ICAM-1, VCAM-1, E-selectin, and MCP-1 are biomarkers of endothelial dysfunction in atherosclerosis [23,41,42]. We incubated VECs with 1, 5, 15, and 45 µM heliangin for 24 h, and then assayed cell viability using trypan blue staining. Cell viability was significantly reduced by 45 µM heliangin (Figure S5). Therefore, we examined the anti-inflammatory effects in VECs incubated for 24 h with 15 µM heliangin, followed by incubation with 1 ng/mL TNF-α for 3 h. Total RNA was extracted from the VECs; then, levels of ICAM-1, VCAM-1, E-selectin, and MCP-1 mRNAs were measured using qPCR. Figure 3 shows that crude ethanol extract at 200 µg/mL and heliangin at 15 µM significantly suppressed the elevated expression of these mRNAs.

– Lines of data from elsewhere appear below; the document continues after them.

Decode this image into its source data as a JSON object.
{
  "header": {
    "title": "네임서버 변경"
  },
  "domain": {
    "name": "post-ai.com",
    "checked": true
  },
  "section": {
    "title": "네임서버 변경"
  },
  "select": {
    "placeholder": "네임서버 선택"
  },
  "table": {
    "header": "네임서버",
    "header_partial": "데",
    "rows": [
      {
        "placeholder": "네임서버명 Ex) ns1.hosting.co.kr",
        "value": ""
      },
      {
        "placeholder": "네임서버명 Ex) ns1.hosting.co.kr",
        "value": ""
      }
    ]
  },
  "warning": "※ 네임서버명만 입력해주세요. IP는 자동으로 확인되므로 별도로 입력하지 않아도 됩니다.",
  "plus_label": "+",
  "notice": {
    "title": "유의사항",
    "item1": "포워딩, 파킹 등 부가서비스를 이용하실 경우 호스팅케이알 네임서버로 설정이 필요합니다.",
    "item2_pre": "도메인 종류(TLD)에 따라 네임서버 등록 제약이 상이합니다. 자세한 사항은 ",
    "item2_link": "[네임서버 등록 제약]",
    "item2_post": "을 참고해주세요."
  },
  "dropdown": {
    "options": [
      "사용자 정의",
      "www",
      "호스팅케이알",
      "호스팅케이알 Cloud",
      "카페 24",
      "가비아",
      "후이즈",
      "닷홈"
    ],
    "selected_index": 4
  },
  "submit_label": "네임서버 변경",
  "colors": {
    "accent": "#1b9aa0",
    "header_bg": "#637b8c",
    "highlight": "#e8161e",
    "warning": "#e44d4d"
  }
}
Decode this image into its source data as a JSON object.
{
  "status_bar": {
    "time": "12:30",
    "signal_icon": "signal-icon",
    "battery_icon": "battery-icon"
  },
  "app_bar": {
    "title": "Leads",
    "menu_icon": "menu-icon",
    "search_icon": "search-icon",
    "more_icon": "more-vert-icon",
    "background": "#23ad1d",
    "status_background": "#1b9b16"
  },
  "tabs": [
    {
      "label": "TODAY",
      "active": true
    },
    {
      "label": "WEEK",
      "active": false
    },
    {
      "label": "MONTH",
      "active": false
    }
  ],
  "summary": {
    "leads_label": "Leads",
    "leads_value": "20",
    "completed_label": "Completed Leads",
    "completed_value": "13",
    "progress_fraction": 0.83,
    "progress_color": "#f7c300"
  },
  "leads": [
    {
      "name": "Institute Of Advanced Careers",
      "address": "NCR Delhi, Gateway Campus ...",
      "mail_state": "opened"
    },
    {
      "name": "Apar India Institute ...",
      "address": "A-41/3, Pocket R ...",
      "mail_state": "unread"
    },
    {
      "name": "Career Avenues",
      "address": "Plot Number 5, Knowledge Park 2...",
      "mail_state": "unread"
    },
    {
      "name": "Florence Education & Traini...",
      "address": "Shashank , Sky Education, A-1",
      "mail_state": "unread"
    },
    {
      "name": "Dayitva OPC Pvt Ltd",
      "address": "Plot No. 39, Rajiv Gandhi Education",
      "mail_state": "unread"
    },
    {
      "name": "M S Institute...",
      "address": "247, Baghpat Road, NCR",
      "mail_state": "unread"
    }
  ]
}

Figure S6 shows that 10 µM SB20358 (p38 MAPK inhibitor) and 10 µM SP600125 (JNK inhibitor) significantly suppressed the expression of ICAM-1, VCAM-1, E-selectin, and MCP-1. Moreover, TNF-α induces ICAM-1, VCAM-1, E-selectin, and MCP-1 expression via the NF-κB signaling pathway in endothelial cells [43,44,45,46,47]. Therefore, we examined the inhibition of TNF-α induction in VECs via the NF-κB and MAPK signaling pathways. First, we investigated the effects of 1 ng/mL TNF-α on phosphorylation levels of NF-κB, IκBα, p38 MAPK, and JNK1/2 in VECs incubated for 10, 30, 60, 120, and 180 min by Western blotting. Incubation with TNF-α for 10 min produced maximal phosphorylation of these proteins (Figure S7). Therefore, we determined the levels of NF-κB, IκBα, p38 MAPK, and JNK1/2 phosphorylation after induction with TNF-α for 10 min, followed by heliangin incubation. The results showed that heliangin suppressed the levels of p-NF-κB and p-IκBα induced by TNF-α, but could not suppress p38 MAPK and JNK1/2 (Figure 4). Although the MAPK and NF-κB signaling pathways are involved in regulating the function of endothelial cells and might be key factors in the formation of arteriosclerosis [48,49], our results suggested that heliangin could suppress TNF-α effects in vascular endothelial cells via the NF-κB signaling pathway. Notably, NF-κB has been identified in human atherosclerotic plaque [50]. These findings suggested that heliangin exerts anti-inflammatory effects on macrophages and VECs, supporting the notion that it could prevent atherosclerotic plaque and, thus, contribute to the prevention of atherosclerosis.

4. Conclusions

Atherosclerosis causes vascular disease, which is the leading cause of mortality worldwide. Therefore, we screened compounds from Jerusalem artichoke leaves for compounds with anti-inflammatory activity that might prevent atherosclerosis. We isolated a compound with potential anti-inflammatory activities using open column chromatography and purified it by C18 HPLC. We then confirmed that the compound was heliangin by NMR and mass spectrometry. We showed that heliangin inhibited NO production in RAW 264.7 cells induced by LPS and suppressed gene expression of ICAM-1, VCAM-1, E-selectin, and MCP-1 in VECs induced by TNF-α. Heliangin also suppressed NF-κB and IκBα phosphorylation induced by TNF-α in VECs. Therefore, heliangin appeared to suppress ICAM-1, VCAM-1, E-selectin, and MCP-1 induction by TNF-α in VECs via the NF-κB signaling pathway. These results suggest that heliangin derived from Jerusalem artichoke leaves could play a role in the prevention of inflammatory in macrophage and VECs, which might help to prevent atherosclerosis.